Harvested cells were washed with PBS and then lysed with RIPA lysis buffer containing protease inhibitor cocktail (BioVision, Milpitas, CA, USA) and PMSF. Protein concentrations were determined using BCATM Protein Assay Reagent (Pierce, IL, USA). Equal amounts of protein were separated by 7.5%–15% SDS-PAGE and transferred to a polyvinylidene difluoride (PVDF) membrane (Merck Millipore, Darmstadt, Germany) using glycine transfer buffer (192 mM glycine, 25 mM Tris-HCl (pH 8.8), and 20% (v/v) methanol). After blocking with 5% skim milk, the membrane was incubated for 2 h with primary antibodies and then for 30 min with secondary antibodies in milk containing Tris-buffered saline and 0.1% Tween 20. The membrane was then exposed to X-ray film (AGFA, Mortsel, Belgium) and the protein bands were detected using the WEST-ZOL^® plus Western Blot Detection System (iNtRON, Gyeonggi-do, Korea).

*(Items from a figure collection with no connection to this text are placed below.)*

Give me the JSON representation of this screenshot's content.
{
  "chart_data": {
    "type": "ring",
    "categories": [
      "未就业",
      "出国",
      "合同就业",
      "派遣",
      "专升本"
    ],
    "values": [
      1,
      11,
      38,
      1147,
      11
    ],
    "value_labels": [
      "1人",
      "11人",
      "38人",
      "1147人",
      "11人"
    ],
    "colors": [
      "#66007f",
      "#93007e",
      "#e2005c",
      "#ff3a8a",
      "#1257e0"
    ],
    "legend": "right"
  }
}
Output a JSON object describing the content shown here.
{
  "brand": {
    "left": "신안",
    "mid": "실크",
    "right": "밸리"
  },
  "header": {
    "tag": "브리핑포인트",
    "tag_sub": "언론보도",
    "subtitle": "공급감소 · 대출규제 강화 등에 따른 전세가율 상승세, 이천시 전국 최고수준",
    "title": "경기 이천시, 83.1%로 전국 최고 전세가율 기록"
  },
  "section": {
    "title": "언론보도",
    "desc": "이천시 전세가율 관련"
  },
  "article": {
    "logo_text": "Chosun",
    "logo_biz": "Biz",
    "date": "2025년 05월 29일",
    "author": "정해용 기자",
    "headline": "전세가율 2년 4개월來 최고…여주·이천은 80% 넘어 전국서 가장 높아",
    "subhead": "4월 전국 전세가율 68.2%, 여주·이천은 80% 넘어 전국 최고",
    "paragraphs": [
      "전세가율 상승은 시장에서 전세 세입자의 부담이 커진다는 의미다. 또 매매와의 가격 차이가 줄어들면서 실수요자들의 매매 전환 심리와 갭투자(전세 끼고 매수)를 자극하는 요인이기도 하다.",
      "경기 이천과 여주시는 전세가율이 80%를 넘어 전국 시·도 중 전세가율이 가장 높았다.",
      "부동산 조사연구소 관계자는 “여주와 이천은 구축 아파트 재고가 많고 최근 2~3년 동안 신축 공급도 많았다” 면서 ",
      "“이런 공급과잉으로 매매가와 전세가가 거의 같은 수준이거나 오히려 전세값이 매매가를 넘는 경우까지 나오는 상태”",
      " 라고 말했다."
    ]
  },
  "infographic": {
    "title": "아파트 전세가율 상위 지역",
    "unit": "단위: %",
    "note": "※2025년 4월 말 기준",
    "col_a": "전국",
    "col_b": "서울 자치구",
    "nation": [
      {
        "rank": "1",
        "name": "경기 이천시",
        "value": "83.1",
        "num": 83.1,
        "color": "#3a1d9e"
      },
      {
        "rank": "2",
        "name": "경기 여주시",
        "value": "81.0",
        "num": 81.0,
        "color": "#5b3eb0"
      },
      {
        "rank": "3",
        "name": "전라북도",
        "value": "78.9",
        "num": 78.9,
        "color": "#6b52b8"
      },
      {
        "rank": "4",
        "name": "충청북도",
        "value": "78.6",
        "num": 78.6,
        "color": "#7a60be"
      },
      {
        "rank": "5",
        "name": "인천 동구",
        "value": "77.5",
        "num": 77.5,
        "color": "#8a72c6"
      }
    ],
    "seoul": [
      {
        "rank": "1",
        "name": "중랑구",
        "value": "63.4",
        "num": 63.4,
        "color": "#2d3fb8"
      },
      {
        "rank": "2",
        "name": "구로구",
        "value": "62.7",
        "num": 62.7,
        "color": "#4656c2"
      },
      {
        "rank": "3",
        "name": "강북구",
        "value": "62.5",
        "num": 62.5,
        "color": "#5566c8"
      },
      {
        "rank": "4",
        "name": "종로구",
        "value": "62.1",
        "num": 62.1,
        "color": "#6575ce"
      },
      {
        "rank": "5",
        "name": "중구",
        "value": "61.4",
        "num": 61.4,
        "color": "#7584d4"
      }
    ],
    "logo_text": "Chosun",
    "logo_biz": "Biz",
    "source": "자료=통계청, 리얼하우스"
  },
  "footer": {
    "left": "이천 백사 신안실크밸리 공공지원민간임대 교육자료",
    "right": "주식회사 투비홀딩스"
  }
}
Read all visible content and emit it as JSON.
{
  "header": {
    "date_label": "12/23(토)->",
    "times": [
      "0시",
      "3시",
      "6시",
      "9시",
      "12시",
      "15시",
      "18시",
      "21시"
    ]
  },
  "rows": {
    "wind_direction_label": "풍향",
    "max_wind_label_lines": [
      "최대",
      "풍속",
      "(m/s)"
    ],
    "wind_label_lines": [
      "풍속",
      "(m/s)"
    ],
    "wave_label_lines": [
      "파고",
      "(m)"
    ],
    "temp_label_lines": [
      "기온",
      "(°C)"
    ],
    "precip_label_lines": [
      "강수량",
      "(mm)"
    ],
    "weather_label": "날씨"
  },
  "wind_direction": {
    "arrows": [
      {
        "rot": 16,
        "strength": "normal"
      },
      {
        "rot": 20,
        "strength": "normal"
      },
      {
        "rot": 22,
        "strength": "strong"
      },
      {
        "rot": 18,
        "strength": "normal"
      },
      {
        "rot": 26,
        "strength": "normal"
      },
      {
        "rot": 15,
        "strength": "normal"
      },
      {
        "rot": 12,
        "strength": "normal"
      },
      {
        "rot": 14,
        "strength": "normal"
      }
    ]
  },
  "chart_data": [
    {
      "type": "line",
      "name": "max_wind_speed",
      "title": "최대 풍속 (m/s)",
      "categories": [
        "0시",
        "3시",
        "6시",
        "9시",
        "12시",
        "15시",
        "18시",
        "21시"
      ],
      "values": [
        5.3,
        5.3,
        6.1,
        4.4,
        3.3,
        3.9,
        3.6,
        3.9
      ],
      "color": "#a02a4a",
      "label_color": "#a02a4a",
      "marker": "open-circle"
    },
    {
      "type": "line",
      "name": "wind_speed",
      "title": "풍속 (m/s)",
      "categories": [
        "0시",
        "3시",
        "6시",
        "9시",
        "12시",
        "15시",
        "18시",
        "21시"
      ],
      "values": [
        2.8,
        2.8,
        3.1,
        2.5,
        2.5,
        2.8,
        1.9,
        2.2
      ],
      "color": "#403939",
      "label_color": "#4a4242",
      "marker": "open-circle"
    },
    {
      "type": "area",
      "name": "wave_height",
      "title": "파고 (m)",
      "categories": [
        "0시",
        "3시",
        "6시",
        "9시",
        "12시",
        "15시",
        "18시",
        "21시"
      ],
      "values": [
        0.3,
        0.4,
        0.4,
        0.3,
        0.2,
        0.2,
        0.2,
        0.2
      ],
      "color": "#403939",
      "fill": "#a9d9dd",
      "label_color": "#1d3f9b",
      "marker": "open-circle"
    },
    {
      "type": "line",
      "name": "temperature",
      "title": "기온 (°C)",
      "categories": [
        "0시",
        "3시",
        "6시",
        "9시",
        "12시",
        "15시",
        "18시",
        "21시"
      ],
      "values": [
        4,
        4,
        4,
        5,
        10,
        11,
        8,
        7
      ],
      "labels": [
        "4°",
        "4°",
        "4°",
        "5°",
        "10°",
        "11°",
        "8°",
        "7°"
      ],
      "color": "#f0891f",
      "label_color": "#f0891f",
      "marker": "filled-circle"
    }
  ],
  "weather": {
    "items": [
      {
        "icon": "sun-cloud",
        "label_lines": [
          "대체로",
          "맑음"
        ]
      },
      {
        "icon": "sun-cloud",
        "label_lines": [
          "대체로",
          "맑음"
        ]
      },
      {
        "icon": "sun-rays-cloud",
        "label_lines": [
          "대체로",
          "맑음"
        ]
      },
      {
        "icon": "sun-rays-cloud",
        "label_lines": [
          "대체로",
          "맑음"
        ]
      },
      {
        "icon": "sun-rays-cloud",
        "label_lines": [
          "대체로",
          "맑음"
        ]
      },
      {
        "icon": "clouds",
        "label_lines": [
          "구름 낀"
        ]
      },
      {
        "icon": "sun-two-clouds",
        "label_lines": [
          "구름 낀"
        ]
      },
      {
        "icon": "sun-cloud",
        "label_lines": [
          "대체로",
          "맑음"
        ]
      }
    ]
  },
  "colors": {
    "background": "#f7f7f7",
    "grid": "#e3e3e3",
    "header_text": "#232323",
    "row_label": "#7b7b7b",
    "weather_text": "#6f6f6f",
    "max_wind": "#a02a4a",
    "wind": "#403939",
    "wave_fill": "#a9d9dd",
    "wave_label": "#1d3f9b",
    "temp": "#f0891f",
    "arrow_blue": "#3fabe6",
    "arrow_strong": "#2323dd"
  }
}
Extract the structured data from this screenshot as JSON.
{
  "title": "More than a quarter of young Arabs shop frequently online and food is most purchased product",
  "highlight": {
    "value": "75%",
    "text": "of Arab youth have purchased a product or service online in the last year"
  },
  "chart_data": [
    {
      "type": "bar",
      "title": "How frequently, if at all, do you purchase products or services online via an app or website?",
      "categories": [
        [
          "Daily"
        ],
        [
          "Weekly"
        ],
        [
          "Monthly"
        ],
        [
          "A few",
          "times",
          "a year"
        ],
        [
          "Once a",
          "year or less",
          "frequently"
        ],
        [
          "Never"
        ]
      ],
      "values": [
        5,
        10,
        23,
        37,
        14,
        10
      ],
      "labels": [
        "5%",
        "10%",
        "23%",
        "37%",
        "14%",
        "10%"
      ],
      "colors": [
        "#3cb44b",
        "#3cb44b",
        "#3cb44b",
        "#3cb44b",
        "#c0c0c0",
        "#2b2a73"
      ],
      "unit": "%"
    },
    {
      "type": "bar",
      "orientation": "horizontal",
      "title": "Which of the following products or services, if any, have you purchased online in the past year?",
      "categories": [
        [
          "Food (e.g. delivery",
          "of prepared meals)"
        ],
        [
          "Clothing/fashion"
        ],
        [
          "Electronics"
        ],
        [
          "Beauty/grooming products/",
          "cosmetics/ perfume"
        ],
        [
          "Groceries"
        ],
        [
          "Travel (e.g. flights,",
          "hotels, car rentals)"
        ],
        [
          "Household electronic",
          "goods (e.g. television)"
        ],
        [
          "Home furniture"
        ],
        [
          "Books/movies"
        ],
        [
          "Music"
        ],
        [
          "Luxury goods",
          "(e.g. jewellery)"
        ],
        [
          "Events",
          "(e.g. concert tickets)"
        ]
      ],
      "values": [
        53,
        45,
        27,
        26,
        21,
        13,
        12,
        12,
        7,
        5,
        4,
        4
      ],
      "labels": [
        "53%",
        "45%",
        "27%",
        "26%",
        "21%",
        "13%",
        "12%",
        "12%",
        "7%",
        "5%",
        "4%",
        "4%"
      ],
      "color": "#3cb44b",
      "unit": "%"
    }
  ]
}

Cell growth inhibition was examined using an MTT assay. SNU-16 was seeded in 96-well culture plates (5 × 10⁴ cells/mL). After incubation overnight, the cells were treated with 40 µM chloroquine (CQ) and 25 µM nobiletin (NT). Next, 0.1 mg of MTT was added to each well and the cells were incubated at 37 °C for 4 h. The medium was removed and 150 µL of DMSO was then added to each well to dissolve the formazan crystals. The absorbance at 570 nm was measured using a microplate reader (Tecan, Salzburg, Austria).

For cell cycle distribution analysis, cells (5 × 10⁴ mL) were plated and left untreated or treated with samples for 24 h. The cells were then collected, fixed in 70% ethanol, washed in 2 mM EDTA in phosphate-buffered saline (PBS), resuspended in 1 mL of PBS containing 1 mg/mL RNase and 50 mg/mL PI, and incubated at 37 °C in the dark for 30 min. The DNA content was analyzed using a FACScan flow cytometer (BD Biosciences, San Jose, CA, USA). The population of cells in each cell cycle phase was determined using CellQuest software (BD Dickson, Franklin Lakes, NJ, USA). The sub-G1 population showed apoptosis-associated chromatin degradation.

All experiments were repeated at least three times. The data are expressed as means ± standard deviation (SD). A statistical analysis was performed using one-way analysis of variance (ANOVA); values of * p < 0.01 were considered to indicate statistical significance.